Il SuperMinistro del lavoro e dello sviluppo economico ha ieri riferito alle commissioni riunite 10a (Industria, commercio, turismo) e 11a (Lavoro, previdenza sociale) del Senato della Repubblica. Ha fatto un lungo intervento, distinguendo le linee programmatiche dello sviluppo economico da quelle del lavoro, risultando tuttavia equivoco in alcuni passaggi che ancora rendono poco chiara – nonostante la sede – la comprensione di alcuni punti piuttosto centrali del suo impegno politico istituzionale, vedi superamento (o “licenziamento” come lui dice) del Jobs Act e reddito di cittadinanza.

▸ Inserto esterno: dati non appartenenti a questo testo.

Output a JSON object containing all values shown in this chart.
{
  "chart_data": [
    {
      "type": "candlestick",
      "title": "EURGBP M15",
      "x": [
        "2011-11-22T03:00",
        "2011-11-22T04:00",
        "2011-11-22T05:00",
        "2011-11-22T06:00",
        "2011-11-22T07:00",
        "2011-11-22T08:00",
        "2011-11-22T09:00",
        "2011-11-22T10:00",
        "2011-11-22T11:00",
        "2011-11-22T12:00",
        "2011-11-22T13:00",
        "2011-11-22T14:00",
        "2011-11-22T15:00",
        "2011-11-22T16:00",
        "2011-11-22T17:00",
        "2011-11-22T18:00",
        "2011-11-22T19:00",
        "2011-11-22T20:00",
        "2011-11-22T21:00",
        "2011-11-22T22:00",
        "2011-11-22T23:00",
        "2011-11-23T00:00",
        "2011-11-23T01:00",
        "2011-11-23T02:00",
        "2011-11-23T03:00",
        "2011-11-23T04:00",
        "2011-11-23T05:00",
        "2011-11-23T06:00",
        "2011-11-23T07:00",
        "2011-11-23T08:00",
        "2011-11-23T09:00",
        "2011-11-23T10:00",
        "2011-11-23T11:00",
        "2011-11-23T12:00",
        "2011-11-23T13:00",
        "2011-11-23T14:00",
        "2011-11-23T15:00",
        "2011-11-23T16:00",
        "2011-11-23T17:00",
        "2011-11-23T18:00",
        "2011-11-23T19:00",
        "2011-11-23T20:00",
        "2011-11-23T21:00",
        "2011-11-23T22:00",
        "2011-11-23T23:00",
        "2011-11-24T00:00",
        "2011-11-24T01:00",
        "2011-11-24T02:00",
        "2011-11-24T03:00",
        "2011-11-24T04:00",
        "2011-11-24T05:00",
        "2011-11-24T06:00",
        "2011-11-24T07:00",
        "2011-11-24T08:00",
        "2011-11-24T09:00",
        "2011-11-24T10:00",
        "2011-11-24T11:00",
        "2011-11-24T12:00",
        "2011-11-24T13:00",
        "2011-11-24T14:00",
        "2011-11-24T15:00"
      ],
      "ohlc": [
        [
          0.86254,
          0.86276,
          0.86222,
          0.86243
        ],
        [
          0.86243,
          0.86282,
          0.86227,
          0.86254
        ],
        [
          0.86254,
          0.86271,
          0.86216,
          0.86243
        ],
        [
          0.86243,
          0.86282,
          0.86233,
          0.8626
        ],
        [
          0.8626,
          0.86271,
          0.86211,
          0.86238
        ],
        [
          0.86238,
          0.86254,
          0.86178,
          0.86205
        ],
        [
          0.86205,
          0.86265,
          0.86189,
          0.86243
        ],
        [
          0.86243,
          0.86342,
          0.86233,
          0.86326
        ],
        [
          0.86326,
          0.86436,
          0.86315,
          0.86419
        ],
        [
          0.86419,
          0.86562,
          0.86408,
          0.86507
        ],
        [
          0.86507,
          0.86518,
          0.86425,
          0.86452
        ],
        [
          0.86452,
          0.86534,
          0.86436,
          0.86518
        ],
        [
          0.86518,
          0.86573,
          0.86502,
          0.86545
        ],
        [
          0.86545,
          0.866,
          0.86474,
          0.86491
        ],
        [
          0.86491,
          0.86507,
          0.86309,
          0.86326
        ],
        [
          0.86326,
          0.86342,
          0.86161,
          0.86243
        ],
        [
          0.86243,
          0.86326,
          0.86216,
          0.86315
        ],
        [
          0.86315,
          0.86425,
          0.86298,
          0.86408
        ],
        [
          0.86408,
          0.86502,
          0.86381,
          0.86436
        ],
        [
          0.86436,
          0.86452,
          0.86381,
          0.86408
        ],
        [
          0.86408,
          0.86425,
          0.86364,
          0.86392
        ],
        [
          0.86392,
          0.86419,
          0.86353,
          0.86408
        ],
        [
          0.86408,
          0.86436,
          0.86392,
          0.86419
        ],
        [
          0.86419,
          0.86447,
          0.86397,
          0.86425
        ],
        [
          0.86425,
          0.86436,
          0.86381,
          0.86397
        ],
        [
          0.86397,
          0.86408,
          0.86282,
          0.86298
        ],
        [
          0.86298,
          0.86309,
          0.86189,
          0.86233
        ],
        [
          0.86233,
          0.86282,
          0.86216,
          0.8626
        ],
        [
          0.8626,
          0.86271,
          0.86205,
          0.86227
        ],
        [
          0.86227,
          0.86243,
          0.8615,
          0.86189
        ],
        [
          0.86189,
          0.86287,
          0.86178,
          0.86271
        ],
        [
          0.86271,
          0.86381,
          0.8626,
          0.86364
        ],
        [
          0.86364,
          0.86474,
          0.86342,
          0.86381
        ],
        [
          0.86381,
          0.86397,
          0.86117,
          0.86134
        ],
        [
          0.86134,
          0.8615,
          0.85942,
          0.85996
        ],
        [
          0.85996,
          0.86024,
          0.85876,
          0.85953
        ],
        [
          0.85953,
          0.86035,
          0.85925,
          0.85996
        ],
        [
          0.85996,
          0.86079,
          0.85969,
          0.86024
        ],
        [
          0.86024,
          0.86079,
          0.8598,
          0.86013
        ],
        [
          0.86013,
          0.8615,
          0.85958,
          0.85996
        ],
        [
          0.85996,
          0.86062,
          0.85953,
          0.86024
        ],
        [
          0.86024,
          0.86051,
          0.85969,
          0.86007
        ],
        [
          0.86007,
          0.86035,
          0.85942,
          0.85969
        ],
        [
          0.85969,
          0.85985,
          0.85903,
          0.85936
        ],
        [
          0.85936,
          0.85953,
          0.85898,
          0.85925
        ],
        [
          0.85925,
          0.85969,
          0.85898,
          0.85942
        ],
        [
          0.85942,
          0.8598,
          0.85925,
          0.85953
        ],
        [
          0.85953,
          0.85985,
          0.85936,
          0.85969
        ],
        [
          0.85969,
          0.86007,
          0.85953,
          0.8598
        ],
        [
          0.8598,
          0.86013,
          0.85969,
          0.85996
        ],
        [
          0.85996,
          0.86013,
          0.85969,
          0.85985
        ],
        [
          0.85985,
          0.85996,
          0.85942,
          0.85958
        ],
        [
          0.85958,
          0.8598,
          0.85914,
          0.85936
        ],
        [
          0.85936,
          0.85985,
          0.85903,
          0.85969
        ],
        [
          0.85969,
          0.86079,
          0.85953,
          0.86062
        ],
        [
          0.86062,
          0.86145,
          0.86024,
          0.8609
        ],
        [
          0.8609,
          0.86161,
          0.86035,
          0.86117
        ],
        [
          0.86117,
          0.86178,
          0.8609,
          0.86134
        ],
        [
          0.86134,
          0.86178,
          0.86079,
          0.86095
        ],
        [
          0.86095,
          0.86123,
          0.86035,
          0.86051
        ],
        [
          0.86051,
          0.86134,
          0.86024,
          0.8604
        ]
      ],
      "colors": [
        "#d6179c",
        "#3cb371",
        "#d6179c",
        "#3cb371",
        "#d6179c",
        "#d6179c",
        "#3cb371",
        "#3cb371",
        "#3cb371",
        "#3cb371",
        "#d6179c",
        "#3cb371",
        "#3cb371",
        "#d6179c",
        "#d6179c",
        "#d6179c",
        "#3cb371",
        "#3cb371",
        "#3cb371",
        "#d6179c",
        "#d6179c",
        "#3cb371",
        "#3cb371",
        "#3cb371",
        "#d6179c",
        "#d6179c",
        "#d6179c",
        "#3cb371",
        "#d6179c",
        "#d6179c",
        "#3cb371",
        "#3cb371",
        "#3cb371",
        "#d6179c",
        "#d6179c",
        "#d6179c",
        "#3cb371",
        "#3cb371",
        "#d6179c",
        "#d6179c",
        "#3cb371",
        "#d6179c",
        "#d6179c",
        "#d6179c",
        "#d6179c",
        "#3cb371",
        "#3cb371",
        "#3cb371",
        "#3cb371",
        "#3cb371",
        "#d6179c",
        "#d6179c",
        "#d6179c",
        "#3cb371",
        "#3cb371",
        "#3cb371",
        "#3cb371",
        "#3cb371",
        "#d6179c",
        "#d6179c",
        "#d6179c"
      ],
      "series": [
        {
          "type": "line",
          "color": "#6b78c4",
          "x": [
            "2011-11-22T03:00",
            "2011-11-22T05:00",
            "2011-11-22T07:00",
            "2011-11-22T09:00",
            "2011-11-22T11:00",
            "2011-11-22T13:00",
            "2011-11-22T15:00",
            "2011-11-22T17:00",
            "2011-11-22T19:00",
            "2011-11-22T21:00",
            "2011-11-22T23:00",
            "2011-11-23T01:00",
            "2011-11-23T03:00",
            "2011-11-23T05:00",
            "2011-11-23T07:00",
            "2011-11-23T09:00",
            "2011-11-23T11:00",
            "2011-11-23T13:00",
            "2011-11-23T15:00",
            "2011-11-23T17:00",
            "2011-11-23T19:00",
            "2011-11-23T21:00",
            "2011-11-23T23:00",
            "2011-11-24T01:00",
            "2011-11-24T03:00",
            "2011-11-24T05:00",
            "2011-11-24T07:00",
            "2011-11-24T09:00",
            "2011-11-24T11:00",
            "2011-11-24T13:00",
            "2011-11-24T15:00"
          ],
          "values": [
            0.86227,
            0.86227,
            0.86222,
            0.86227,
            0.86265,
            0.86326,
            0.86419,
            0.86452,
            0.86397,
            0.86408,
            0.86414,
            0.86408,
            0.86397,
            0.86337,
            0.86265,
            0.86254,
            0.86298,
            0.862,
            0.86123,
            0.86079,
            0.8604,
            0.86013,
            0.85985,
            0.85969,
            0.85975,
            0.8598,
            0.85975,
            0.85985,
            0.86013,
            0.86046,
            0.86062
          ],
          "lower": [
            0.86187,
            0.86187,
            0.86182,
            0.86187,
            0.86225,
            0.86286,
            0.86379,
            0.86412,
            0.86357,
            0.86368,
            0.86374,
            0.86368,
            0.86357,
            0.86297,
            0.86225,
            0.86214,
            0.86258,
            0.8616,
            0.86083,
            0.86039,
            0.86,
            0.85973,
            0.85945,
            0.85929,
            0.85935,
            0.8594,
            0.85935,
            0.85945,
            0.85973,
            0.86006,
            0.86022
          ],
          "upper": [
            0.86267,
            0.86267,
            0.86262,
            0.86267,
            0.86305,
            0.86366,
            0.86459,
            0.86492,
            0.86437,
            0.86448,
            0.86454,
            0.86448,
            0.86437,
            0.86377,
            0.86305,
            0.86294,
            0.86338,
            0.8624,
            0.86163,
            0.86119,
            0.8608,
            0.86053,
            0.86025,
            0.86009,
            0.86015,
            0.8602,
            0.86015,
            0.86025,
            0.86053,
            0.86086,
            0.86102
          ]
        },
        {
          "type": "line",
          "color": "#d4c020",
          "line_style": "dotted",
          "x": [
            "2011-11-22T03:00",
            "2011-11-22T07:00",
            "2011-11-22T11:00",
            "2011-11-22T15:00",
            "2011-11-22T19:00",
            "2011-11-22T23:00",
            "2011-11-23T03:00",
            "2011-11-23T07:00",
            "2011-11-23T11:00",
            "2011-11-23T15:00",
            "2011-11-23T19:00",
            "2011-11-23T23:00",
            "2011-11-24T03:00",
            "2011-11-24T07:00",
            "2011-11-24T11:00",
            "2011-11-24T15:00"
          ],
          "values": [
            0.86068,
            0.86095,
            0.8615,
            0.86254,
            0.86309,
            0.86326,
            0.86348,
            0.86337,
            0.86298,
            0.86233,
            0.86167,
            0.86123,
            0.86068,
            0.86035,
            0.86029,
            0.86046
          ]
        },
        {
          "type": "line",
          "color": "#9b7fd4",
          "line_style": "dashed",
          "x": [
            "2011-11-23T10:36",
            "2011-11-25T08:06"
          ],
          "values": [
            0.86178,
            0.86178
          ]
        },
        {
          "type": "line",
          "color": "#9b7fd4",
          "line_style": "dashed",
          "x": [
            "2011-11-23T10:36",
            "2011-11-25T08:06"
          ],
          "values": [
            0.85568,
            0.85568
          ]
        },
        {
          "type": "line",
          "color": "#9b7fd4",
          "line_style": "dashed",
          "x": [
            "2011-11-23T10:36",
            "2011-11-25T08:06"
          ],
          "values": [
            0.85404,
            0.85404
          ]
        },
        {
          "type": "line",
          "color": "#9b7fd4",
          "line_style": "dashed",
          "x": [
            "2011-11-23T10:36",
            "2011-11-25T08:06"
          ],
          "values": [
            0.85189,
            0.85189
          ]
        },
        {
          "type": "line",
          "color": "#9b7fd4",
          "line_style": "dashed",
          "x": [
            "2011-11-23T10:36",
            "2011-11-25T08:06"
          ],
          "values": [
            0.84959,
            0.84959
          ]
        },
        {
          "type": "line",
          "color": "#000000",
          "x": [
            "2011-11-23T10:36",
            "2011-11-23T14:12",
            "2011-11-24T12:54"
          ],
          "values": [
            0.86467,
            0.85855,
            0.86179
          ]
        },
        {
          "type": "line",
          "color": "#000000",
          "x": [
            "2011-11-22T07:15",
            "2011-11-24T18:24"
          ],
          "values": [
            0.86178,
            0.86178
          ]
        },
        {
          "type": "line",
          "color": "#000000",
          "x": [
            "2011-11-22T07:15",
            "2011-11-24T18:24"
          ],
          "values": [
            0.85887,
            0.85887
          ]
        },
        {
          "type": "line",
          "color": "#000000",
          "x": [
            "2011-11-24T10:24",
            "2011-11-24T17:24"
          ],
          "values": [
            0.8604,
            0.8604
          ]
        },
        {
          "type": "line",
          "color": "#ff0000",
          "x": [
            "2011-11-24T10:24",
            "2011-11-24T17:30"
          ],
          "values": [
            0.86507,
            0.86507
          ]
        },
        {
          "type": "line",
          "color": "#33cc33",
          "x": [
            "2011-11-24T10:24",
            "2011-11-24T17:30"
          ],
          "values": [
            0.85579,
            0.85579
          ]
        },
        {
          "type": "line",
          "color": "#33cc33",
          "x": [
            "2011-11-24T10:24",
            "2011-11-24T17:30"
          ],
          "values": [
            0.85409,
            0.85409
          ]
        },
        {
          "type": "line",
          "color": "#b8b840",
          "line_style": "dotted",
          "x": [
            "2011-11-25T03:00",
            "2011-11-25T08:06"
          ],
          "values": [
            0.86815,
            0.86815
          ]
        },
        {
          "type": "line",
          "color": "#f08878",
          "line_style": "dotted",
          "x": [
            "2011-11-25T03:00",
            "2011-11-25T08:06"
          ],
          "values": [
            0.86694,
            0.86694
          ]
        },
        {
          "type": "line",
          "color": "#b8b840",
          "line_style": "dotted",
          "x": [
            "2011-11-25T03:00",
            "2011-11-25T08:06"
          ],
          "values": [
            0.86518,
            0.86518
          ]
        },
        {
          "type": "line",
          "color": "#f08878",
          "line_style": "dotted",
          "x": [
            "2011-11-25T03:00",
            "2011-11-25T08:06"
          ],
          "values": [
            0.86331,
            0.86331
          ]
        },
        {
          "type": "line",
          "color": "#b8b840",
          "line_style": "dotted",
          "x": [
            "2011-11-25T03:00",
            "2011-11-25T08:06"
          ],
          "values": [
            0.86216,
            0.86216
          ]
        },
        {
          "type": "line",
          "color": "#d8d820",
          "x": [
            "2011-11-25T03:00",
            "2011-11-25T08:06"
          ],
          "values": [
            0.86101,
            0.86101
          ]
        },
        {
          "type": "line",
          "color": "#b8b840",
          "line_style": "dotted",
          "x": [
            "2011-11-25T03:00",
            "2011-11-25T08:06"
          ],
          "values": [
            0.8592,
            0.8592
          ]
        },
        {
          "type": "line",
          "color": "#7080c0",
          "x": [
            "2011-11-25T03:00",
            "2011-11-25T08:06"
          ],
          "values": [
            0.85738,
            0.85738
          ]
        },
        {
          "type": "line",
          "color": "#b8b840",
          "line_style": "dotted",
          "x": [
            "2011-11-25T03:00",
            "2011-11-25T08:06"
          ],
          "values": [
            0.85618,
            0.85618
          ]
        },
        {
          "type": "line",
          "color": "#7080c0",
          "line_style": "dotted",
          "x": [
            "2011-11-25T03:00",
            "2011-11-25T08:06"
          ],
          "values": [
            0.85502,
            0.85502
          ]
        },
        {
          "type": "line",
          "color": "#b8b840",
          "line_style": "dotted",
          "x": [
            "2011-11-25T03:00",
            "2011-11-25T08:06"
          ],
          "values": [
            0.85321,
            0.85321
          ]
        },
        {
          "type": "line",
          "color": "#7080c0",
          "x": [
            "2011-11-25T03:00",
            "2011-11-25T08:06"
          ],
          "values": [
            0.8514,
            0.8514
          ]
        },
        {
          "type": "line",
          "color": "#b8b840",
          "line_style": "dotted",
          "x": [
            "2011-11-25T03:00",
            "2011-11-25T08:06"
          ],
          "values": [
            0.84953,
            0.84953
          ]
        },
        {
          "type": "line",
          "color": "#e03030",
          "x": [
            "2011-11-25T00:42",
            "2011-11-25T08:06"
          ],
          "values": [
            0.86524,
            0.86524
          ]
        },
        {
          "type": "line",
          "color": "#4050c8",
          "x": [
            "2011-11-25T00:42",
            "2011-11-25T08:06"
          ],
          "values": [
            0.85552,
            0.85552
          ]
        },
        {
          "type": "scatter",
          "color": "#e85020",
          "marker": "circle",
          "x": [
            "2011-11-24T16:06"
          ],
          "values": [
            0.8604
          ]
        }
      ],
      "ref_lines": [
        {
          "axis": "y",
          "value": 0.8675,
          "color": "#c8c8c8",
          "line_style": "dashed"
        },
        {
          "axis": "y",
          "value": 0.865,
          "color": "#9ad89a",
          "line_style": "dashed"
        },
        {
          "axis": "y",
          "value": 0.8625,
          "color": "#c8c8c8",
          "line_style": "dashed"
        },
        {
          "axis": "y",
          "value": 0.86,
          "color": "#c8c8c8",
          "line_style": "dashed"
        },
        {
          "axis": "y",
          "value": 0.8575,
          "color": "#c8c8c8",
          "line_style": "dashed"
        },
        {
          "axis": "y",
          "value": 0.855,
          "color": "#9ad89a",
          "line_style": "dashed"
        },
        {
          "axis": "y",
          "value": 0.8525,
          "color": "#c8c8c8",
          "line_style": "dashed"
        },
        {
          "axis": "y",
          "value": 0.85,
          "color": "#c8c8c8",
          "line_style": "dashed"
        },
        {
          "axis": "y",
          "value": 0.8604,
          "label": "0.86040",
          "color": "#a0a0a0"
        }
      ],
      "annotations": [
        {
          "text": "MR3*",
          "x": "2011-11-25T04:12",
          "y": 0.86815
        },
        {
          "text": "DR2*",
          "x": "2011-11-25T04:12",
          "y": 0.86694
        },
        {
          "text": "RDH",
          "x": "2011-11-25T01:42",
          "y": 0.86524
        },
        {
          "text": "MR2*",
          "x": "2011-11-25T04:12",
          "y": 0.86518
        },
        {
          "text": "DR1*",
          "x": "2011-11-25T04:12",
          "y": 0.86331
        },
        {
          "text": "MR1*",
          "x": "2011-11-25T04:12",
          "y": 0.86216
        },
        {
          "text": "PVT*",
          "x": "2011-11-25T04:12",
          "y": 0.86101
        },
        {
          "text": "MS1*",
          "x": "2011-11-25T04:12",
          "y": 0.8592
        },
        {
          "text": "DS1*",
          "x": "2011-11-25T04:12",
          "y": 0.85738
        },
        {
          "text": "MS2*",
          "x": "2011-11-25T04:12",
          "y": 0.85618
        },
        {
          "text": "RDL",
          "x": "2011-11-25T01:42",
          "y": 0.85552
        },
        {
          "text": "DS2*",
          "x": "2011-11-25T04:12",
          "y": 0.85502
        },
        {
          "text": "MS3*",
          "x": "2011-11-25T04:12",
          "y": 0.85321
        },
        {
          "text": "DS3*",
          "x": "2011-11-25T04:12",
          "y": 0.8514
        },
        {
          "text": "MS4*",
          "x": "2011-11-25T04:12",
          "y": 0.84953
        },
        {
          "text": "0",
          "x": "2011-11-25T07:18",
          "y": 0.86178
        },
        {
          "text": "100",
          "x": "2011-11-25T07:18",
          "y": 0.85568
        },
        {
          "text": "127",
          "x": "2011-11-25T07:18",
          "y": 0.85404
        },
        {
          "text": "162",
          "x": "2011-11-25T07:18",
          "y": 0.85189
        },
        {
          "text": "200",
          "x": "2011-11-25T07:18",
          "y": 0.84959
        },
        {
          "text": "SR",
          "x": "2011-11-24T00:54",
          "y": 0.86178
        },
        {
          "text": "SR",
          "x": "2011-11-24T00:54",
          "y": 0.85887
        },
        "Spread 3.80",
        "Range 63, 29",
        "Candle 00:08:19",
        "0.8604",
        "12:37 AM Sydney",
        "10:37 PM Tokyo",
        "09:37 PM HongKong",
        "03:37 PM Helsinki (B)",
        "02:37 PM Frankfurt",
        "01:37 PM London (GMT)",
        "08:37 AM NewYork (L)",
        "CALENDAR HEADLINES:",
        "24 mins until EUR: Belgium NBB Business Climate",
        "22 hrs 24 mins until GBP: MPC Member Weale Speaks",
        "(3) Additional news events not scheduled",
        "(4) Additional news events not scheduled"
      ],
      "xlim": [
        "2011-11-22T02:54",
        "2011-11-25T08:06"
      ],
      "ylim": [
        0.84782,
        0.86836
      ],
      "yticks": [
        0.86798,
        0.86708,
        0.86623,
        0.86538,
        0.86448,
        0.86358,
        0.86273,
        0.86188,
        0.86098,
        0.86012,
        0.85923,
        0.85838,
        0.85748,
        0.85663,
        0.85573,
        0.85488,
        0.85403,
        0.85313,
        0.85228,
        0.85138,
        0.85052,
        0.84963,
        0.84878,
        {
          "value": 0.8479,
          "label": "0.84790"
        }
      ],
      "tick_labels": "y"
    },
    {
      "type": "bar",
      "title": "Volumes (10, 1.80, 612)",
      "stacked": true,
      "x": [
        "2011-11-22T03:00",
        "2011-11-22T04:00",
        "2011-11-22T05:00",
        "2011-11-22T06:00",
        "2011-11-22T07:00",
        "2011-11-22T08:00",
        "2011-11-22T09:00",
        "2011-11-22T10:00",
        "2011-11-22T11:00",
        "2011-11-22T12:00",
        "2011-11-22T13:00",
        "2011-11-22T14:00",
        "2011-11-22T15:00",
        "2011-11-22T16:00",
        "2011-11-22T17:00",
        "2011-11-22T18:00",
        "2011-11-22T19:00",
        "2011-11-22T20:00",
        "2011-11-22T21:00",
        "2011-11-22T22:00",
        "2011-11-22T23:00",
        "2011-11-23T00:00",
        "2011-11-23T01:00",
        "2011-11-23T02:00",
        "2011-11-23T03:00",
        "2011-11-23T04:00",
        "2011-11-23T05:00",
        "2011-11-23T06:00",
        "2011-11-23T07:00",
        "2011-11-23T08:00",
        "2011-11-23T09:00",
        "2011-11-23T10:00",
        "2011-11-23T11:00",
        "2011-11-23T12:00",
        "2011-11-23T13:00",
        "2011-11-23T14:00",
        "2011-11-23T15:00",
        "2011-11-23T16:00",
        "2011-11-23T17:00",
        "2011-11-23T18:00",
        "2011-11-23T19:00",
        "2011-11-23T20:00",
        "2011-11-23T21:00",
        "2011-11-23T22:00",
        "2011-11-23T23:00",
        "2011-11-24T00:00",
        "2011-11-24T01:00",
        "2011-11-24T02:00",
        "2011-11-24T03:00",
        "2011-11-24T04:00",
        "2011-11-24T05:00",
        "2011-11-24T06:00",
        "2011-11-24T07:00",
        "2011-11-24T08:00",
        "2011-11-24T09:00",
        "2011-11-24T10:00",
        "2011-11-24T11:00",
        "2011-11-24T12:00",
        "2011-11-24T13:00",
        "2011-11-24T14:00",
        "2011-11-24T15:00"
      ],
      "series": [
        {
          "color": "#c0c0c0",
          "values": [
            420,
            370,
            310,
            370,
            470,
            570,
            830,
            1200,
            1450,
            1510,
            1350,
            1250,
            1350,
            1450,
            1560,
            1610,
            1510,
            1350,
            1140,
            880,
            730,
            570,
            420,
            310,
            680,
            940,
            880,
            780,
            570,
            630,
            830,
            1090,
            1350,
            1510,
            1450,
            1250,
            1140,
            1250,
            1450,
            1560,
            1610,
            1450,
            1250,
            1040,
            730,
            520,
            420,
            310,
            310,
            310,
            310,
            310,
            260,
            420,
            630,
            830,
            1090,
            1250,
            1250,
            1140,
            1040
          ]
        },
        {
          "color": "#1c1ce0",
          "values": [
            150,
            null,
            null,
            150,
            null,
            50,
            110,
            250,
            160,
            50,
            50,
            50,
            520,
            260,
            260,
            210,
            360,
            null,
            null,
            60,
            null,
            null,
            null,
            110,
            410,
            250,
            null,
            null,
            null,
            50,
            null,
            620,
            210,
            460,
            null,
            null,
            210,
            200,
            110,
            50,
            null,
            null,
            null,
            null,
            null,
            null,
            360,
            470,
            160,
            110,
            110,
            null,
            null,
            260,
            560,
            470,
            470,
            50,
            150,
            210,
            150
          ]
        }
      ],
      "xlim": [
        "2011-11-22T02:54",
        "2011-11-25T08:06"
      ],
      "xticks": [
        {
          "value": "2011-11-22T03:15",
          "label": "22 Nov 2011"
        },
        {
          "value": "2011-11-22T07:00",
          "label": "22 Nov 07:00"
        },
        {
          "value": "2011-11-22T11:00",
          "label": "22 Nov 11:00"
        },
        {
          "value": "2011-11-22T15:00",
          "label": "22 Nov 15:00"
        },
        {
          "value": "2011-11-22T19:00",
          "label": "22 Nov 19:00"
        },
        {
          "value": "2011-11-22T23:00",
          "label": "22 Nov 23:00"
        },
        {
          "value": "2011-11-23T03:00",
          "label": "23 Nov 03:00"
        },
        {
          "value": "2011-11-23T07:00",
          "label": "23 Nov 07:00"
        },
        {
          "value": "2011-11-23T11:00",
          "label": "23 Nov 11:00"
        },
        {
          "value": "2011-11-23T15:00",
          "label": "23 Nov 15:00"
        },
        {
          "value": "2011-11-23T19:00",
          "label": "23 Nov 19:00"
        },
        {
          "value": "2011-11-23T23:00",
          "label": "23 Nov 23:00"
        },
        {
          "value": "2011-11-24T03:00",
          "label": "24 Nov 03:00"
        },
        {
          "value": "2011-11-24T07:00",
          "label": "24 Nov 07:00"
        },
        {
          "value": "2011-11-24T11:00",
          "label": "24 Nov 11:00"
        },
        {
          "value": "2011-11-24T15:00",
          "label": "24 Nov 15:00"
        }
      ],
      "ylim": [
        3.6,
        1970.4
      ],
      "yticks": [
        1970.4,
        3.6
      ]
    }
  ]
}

Sulla questione Jobs Act, quanto e come questo sarà superato lo vedremo: sarà, per esempio, reintrodotto l’articolo 18? Sul discorso reddito di cittadinanza, ancora permane quell’ambiguità che dall’inizio mai è stata chiarita: si tratta di uno strumento di contrasto alla povertà o è uno strumento di politica del lavoro? Naturalmente, non si tratta di equivoci accidentali, semplicemente il Ministro Di Maio in questo momento preferisce sorvolare su alcuni aspetti applicativi, per quanto fondamentali per capire la natura dei provvedimenti possibili.
Ciò su cui invece è stato molto chiaro, riguarda – in materia di lavoro – il rilancio dei Centri per l’impiego e – in materia di sviluppo economico – il caso Ilva. Sul primo punto, possiamo dire – con qualche perplessità – che la capacità degli uffici di collocamento nell’intercettare la domanda di lavoro (aziende) è storicamente debole, ci sembrava si fosse fatto qualche passo avanti nella politica del lavoro. Così si torna a più di 20 anni fa, quando per la prima volta (1996) il servizio del pubblico impiego perdeva il suo monopolio a favore degli operatori privati. La Corte europea, in merito al ricorso contro la Job Centre, si pronunciava dicendo che non è giusto che lo Stato italiano operi in regime di monopolio e, soprattutto, nemmeno è in grado di rispondere da solo al matching tra domanda e offerta di lavoro. Il rilancio dei servizi per l’impiego avrà come effetto quello di aumentare la spesa e di riprodurre livelli di burocrazia che, in alcune regioni, erano stati superati dal ruolo crescente degli operatori privati dei servizi per il lavoro.
Per quanto riguarda Ilva, il caso sta conoscendo complicazioni pericolose perché Di Maio ha inviato al presidente dell’Autorità anticorruzione, Raffaele Cantone, i documenti relativi alla gara che a giugno 2017 si è chiusa con l’aggiudicazione del gruppo siderurgico in amministrazione straordinaria ad Am Investco, dando così seguito alla lettera inviatagli dal presidente della Regione Puglia, Michele Emiliano, che gli ha segnalato possibili irregolarità nella gara e chiedendo allo stesso Ministro di interessare l’Anac.
Emiliano, in particolare, chiede a Di Maio di “disporre opportune verifiche sulla correttezza della procedura di gara espletata, eventualmente avvalendosi dell’Anac, organo deputato istituzionalmente alla vigilanza e controllo delle procedure di affidamento di contratti ad evidenza pubblica”. Emiliano mette a confronto le due offerte in gara un anno fa, ovvero Am Investco, controllata da Mittal, e Acciaitalia con Jindal e Cassa depositi e prestiti e dice che “la preferenza accordata” ad Am Investco “appare incongrua perché basata sostanzialmente solo sull’offerta economica senza alcuna considerazione degli aspetti qualitativi della medesima offerta”.
Di Maio, di fronte a questa richiesta, non poteva che inviare il dossier a Raffaele Cantone. Il caso che arriva ad Anac potrebbe segnarne il definitivo colpo di grazia, dopo la proroga del commissariamento al 15 settembre. Il contratto con Am Investco prevedeva una possibile proroga di 90 giorni dopo il 30 giugno, quindi – per il momento – la situazione resta ordinaria per quanto complessa. Oltre la data della proroga, Mittal potrebbe chiedere danni se la gara risulterà regolare, anche in considerazione del fatto che nessuno vi ha fatto ricorso. Secondo indiscrezioni, Anac potrebbe rispedire a Di Maio il dossier in 48 ore. E sono in molti ad augurarselo.